A recent Morningstar report highlighted 10 actively managed large-cap equity funds that beat the S&P 500 over a 15-year period, from January 2002 through December 2016.
Karen Wallace, a senior editor at Morningstar, noted that inclusion in the list doesn't necessarily mean these funds will continue to outperform the S&P 500 but each of the 15 has been named a Morningstar medalist — gold, silver or bronze — which indicates that the fund rating agency expects they will outperform over a full market cycle of five years or longer.
All 15 funds are relatively low-cost, based on their current expense ratios.
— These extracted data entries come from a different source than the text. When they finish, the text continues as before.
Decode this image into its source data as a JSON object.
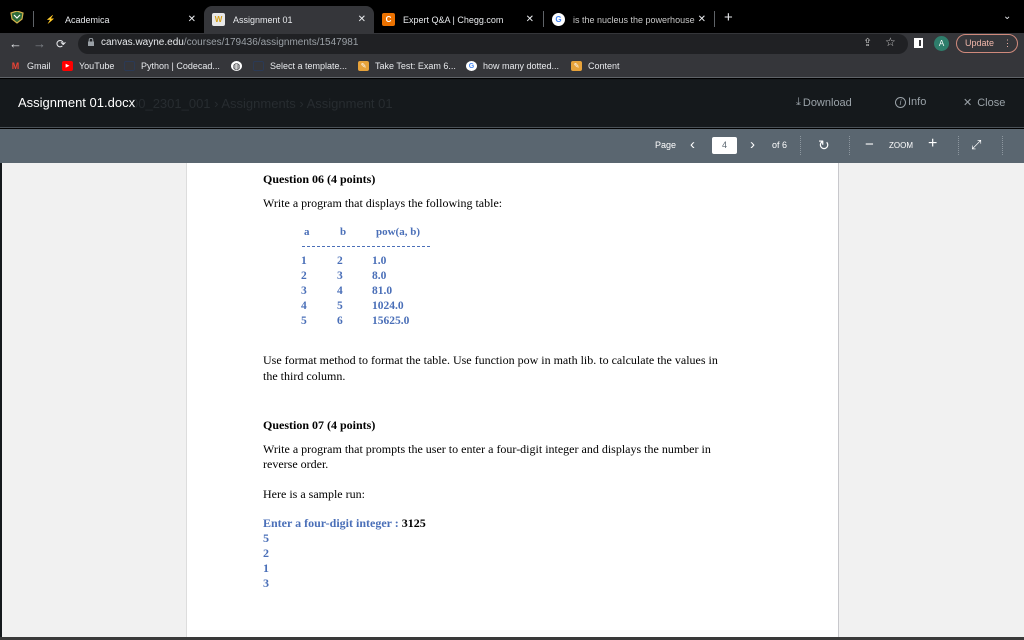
{
  "browser": {
    "tabs": [
      {
        "label": "Academica",
        "icon": "academica-icon",
        "active": false
      },
      {
        "label": "Assignment 01",
        "icon": "wayne-state-icon",
        "active": true
      },
      {
        "label": "Expert Q&A | Chegg.com",
        "icon": "chegg-icon",
        "active": false
      },
      {
        "label": "is the nucleus the powerhouse",
        "icon": "google-icon",
        "active": false
      }
    ],
    "new_tab": "+",
    "address": {
      "domain": "canvas.wayne.edu",
      "path": "/courses/179436/assignments/1547981"
    },
    "profile_initial": "A",
    "update_label": "Update",
    "bookmarks": [
      {
        "label": "Gmail",
        "icon": "gmail-icon"
      },
      {
        "label": "YouTube",
        "icon": "youtube-icon"
      },
      {
        "label": "Python | Codecad...",
        "icon": "codecademy-icon"
      },
      {
        "label": "",
        "icon": "globe-icon"
      },
      {
        "label": "Select a template...",
        "icon": "page-icon"
      },
      {
        "label": "Take Test: Exam 6...",
        "icon": "pencil-icon"
      },
      {
        "label": "how many dotted...",
        "icon": "google-icon"
      },
      {
        "label": "Content",
        "icon": "pencil-icon"
      }
    ]
  },
  "viewer": {
    "title": "Assignment 01.docx",
    "ghost_breadcrumb": "00_2301_001  ›  Assignments  ›  Assignment 01",
    "download_label": "Download",
    "info_label": "Info",
    "close_label": "Close",
    "page_label": "Page",
    "current_page": "4",
    "of_label": "of 6",
    "zoom_label": "ZOOM"
  },
  "document": {
    "q6_title": "Question 06 (4 points)",
    "q6_prompt": "Write a program that displays the following table:",
    "table": {
      "headers": [
        "a",
        "b",
        "pow(a, b)"
      ],
      "rows": [
        [
          "1",
          "2",
          "1.0"
        ],
        [
          "2",
          "3",
          "8.0"
        ],
        [
          "3",
          "4",
          "81.0"
        ],
        [
          "4",
          "5",
          "1024.0"
        ],
        [
          "5",
          "6",
          "15625.0"
        ]
      ]
    },
    "q6_note_line1": "Use format method to format the table. Use function pow in math lib. to calculate the values in",
    "q6_note_line2": "the third column.",
    "q7_title": "Question 07 (4 points)",
    "q7_prompt_line1": "Write a program that prompts the user to enter a four-digit integer and displays the number in",
    "q7_prompt_line2": "reverse order.",
    "sample_run_label": "Here is a sample run:",
    "sample_prompt": "Enter a four-digit integer : ",
    "sample_input": "3125",
    "sample_output": [
      "5",
      "2",
      "1",
      "3"
    ]
  },
  "colors": {
    "accent_blue": "#4a6fb8",
    "viewer_bar": "#5a6670",
    "header_bg": "#15191c"
  }
}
Half charge fees in the lowest quartile of U.S. large-cap funds and half place in the second lowest quartile. Only one fund – Amana Income Investor (AMANX) — had an expense ratio that topped 1%, at 1.14%. The cheapest fund was Vanguard Primecap (VPMCX), with an expense ratio of 0.39%. Referring to research by Morningstar analysts, Wallace notes that "success for active funds is much improved when their cost hurdles are reasonable."
It should be noted that two of the funds, Vanguard Primecap and American Century Equity Income (TWEIX), are closed to new investors. Five of the funds are categorized as large-cap blend; three as large-cap value and two as large-cap growth.